The principle is straightforward, said Victor R. Johnson, an engineer with Civil & Environmental Consultants Inc. “The fish bones are full of calcium phosphate,” he said. “As they degrade, the phosphates migrate into the soil.” The lead in the soil, deposited by car exhaust from the decades when gasoline contained lead or from lead-based paint residue, binds with the phosphate and transforms into pyromorphite, a crystalline mineral that will not harm anyone even if consumed.

Evidence mounts almost daily about the damage that the modern environment does to our children. Lead, small particulates in the air, phthalates and other endocrine disruptors, sugar-heavy diets that promote Type 2 diabetes, and lousy conditions in the home all combine to make our children far more vulnerable to chronic problems, both physical and cognitive, than they need to be. It's nice to see that at least one of these things is being addressed in a creative new way.

Texas Gov. Rick Perry, based on everything I've read about him, is not very bright. Not merely incurious or overly reliant on his gut, like George Bush, but genuinely just sort of dimwitted.

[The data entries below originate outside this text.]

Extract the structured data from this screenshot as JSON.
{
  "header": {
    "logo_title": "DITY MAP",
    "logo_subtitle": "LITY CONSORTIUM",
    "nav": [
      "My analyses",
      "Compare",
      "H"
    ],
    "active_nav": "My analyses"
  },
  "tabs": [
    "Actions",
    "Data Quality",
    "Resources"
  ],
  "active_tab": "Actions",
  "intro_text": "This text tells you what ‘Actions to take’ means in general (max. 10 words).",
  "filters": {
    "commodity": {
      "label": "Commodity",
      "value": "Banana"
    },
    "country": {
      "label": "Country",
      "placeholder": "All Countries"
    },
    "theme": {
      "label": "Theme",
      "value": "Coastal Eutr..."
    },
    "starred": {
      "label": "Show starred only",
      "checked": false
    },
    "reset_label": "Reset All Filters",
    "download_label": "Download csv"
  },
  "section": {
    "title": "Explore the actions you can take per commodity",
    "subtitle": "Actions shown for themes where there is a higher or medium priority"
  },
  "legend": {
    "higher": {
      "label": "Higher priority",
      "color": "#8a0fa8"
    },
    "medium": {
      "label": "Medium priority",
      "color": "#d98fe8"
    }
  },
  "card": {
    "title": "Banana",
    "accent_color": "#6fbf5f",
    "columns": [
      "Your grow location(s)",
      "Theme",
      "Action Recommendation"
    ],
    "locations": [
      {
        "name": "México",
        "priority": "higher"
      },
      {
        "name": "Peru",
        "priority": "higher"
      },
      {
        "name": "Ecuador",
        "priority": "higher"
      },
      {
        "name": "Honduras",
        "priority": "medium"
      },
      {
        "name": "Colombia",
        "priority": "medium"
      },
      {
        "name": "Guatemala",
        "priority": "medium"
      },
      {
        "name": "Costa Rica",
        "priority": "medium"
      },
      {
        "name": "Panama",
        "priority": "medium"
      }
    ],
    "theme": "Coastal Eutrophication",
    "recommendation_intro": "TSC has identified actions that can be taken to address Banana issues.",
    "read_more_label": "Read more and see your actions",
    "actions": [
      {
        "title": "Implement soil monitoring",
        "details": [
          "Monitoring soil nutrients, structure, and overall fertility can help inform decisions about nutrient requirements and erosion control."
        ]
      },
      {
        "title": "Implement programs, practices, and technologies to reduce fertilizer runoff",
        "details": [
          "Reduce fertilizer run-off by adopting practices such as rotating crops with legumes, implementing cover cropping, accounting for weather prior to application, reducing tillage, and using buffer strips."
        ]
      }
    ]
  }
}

Andy McCarthy of National Review, based on everything I've read of his, ought to be locked up in a mental ward somewhere. I really, sincerely, don't understand why NR continues to associate itself with him. There's gotta be a line somewhere, after all.

But guess what? Perry and McCarthy have apparently teamed up! If Perry decides to run, this really has the makings of an epic disaster. I can hardly wait.